Everyone we know here speaks of the same feeling of creeping darkness and powerlessness, the sense of drifting back in time towards some historical iceberg. I have heard not one redeeming word from anyone. Maybe it's just the people we know, but they are the people we love and trust. It has been our most oppressive experience of the country, worse than the eighties because then there was a suspicion that it was going to end, that we were living at the end of something. Now there is just this backwards drag into apprehension.

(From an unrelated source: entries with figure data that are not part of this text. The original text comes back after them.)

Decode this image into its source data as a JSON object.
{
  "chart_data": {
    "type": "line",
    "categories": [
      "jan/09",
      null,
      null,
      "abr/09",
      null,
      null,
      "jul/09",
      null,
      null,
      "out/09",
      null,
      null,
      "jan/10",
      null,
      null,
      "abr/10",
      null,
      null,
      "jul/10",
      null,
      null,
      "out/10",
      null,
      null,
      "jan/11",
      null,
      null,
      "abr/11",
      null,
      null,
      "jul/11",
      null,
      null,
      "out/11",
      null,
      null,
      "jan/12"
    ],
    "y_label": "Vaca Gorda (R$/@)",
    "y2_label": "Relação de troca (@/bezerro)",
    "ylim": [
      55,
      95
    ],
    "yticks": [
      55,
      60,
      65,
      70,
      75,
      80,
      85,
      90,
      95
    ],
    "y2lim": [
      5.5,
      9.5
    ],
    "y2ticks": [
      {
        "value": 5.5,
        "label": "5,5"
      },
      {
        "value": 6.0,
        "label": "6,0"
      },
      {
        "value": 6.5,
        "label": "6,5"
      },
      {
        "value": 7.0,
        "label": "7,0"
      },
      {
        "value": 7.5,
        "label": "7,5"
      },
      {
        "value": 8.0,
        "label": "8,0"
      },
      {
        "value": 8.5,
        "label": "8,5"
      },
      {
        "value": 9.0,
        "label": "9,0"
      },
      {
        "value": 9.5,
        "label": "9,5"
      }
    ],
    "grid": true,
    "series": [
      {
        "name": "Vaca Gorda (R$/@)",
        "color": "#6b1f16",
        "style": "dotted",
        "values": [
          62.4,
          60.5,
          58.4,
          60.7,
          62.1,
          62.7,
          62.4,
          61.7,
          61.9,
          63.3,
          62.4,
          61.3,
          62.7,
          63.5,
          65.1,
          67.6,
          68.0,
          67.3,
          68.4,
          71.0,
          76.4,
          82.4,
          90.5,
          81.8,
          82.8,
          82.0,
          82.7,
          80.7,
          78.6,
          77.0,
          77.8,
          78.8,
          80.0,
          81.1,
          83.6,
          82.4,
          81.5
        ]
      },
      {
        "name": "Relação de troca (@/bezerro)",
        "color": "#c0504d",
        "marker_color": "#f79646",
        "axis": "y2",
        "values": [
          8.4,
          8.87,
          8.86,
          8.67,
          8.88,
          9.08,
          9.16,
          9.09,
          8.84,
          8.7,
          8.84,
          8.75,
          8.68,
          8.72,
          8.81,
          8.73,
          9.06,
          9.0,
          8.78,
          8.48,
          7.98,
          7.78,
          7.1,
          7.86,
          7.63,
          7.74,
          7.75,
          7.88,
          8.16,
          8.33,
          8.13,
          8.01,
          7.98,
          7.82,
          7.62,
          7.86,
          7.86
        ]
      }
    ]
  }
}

The faces in the street have hardened. One man - so a friend recounts - declares that Hungarians should be ready to die to defend themselves from Europe. Posters declare Europe - respect Hungary! In the meantime the country is approaching a condition of one-party dictatorship. The government's favourite trope is that western (ie dreadfully liberal and tolerant) Europe has a narrative that wishes to humiliate and destroy Hungary and regards it as (I quote George Schöpflin, Hungarian Euro MP) 'a hairy ape'. Nothing could be further from the truth. Hungary had for decades been regarded as the clever country, the sophisticated country where people entered revolving doors behind you yet emerged in front of you.
The truth is that the narrative works the other way. The Hungarian right spread the lie that Europe and Europeans are the poor Hungarian nation's enemy so that they, and the whole country, might cosy up to the kind of 'strong-man' dictatorship they themselves aspire to impose. Hungary get big funds from Europe but insist that Europe takes more from Hungary. Hungarians (conceptualised as essentially das volk) adopt all the gadgets and gewgaws of consumer society but are encouraged to claim that they stand for something nobler, more patriotic than that.
Budapest is a beautiful city and the country looks wonderful in sunshine but the dominant feeling of this visit is of a darkness I won't forget. Clarissa woke from a dream that our friends were in danger. In the dream following we were being attacked by dogs rather like humans. The two dreams were related. They are only dreams, the unconscious inventing metaphors for its anxieities, but the anxieties are real enough.